The terms “black lives matter” and “all lives matter” are not separate, mutually exclusive things.

When one black individual kills another, the perpetrator goes to jail for life. In some circumstances, a white officer can kill a black civilian with a dozen or so witnesses and face no more punishment than paid leave. The terms “black lives matter” and “all lives matter” are not seperate, mutually exclusive things. The only reason for the specification of black lives is because society has shown it doesn’t agree.
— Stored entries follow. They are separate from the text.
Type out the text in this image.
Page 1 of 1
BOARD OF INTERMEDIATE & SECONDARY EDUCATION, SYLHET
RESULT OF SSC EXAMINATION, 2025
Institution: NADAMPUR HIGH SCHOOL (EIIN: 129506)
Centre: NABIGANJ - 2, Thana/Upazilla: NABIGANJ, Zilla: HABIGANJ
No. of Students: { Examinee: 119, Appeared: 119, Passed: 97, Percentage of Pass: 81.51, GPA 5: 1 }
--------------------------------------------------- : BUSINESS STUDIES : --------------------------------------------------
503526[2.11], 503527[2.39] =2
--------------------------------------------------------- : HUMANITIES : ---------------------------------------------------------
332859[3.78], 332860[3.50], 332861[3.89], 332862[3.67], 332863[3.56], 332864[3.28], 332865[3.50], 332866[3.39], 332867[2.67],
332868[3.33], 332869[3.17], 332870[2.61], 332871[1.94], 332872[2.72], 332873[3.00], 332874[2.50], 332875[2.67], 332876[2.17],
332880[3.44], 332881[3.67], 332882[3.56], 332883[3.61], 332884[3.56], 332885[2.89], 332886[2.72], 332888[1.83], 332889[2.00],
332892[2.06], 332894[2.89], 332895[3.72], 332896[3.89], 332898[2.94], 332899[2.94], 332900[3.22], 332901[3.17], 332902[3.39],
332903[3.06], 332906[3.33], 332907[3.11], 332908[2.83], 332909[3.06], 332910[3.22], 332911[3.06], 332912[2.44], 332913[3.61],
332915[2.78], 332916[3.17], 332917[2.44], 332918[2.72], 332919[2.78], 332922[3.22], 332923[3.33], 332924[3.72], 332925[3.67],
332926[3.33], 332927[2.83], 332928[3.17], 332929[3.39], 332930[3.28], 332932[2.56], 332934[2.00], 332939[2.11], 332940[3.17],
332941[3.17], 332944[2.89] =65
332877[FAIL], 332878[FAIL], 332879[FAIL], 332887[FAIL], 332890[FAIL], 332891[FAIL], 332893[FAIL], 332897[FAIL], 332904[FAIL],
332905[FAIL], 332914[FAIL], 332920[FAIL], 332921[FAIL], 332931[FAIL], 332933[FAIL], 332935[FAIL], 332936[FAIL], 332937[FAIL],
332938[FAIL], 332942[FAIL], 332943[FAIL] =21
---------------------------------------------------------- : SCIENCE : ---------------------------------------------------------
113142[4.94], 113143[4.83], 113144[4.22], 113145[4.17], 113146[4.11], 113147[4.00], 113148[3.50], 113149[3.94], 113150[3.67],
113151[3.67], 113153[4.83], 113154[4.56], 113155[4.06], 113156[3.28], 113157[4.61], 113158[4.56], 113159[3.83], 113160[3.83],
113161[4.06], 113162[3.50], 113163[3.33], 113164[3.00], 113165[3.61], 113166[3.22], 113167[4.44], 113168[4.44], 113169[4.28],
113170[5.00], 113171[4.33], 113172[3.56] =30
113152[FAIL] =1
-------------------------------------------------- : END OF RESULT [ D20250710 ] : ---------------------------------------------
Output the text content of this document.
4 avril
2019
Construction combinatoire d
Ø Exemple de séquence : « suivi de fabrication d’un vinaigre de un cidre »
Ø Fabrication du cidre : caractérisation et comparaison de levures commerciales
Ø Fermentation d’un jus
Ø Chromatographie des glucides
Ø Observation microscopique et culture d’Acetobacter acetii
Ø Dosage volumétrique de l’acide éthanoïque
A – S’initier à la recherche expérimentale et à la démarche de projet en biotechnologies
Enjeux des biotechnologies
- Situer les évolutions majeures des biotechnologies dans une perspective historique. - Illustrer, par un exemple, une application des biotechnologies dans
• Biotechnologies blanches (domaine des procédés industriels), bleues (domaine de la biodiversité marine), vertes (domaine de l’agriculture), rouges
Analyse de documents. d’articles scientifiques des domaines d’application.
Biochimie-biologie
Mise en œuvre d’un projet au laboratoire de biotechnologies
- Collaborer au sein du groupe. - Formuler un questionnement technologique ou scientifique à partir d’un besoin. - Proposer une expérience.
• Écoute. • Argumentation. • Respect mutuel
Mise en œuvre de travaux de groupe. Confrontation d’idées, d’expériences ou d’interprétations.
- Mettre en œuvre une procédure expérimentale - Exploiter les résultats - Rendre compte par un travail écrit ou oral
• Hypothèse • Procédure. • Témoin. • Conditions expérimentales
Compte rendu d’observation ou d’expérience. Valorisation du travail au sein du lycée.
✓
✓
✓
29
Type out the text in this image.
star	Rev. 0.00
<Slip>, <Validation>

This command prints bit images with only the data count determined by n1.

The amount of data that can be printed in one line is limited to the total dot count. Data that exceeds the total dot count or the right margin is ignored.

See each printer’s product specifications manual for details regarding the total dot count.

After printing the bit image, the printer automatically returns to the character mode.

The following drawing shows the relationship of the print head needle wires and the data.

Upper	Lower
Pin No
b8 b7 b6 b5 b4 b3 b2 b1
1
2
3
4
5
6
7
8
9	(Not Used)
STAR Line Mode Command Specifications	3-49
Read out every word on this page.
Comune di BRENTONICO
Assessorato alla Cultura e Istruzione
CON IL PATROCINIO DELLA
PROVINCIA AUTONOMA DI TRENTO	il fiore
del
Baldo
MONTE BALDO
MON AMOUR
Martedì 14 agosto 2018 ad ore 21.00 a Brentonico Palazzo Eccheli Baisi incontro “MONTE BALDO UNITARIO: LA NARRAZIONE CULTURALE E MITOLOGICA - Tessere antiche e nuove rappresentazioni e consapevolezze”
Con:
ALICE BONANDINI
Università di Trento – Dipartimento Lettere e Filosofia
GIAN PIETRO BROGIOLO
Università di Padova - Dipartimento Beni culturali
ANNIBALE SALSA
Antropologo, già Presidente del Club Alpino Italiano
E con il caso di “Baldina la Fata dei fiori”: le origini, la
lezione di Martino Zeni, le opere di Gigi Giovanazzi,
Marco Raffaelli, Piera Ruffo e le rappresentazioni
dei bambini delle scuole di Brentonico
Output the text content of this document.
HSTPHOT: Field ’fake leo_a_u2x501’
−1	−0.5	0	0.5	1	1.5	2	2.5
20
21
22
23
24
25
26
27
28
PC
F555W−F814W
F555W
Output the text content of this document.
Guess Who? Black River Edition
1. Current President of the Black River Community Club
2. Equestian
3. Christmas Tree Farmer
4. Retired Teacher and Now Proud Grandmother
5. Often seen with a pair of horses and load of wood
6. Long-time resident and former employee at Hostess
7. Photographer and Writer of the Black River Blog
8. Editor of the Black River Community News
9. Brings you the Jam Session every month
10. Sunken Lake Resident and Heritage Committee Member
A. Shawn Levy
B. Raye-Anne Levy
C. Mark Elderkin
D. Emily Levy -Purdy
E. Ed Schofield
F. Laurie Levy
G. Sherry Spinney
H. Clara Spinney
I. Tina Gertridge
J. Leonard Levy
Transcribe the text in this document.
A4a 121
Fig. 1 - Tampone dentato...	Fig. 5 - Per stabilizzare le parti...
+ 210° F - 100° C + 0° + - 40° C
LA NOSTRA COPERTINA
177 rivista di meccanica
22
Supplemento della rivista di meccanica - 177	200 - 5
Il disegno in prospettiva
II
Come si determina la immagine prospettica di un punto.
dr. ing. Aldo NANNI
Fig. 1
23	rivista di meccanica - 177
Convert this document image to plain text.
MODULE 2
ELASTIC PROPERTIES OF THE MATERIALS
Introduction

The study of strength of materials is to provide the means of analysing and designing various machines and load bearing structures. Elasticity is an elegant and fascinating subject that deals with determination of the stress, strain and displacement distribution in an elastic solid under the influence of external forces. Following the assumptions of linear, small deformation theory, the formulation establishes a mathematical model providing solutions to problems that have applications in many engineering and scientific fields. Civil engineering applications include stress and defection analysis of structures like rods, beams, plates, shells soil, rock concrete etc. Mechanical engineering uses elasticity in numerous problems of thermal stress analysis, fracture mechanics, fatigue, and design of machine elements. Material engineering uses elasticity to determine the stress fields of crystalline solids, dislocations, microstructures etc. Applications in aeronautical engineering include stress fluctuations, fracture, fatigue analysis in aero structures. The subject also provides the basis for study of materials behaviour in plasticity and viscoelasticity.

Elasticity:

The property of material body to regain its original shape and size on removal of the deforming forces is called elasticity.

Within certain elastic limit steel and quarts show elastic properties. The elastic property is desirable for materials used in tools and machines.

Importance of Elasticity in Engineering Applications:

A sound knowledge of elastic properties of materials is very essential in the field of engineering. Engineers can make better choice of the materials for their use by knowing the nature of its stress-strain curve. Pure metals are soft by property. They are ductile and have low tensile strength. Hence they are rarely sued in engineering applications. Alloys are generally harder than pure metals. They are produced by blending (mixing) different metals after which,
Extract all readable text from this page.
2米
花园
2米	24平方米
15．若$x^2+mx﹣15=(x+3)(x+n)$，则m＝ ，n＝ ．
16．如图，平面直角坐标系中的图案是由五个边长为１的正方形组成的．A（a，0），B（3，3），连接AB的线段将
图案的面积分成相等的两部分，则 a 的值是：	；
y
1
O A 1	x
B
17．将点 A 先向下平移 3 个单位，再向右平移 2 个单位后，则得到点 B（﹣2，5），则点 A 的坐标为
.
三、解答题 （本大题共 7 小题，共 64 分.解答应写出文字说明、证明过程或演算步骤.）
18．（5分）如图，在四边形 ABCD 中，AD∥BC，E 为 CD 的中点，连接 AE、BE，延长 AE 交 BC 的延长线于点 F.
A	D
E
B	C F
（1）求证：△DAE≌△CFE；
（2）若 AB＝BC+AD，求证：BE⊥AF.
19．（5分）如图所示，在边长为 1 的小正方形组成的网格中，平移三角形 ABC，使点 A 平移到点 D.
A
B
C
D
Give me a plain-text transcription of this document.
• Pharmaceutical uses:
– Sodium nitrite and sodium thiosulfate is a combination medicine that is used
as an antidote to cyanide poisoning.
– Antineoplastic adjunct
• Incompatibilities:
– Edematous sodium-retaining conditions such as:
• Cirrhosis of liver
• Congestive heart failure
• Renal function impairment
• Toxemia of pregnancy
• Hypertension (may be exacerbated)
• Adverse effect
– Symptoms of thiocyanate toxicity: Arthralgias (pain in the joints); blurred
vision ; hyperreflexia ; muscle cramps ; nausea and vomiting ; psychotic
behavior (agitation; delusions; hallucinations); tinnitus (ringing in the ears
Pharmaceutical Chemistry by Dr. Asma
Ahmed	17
This isn’t a new thing. In the 1950s and ‘60s, the civil rights movement took off with marches of all sorts, peaceful, violent, large and small, with similar aims — full legal and societal equality. In the ‘70s, individuals of lower socioeconomic status and their sympathizers took to the streets to support equality in education. In the ‘80s, protesters were killed during race riots in Miami. In the ‘90s, quite a bit of Los Angeles lit up after the Rodney King beating. In the early 2000s, protestors marched, fought and sat against injustice in the legal system. Now, in the 2010s, history is repeating itself because the aim of the original has yet to be obtained. Black Lives Matter wasn’t big until recently. As a movement, it was not and is not instituted to insinuate white lives, Hispanic lives, Native American lives or cop lives don’t matter. The backing of the movement is that although all lives do matter, all aren’t treated as though they do.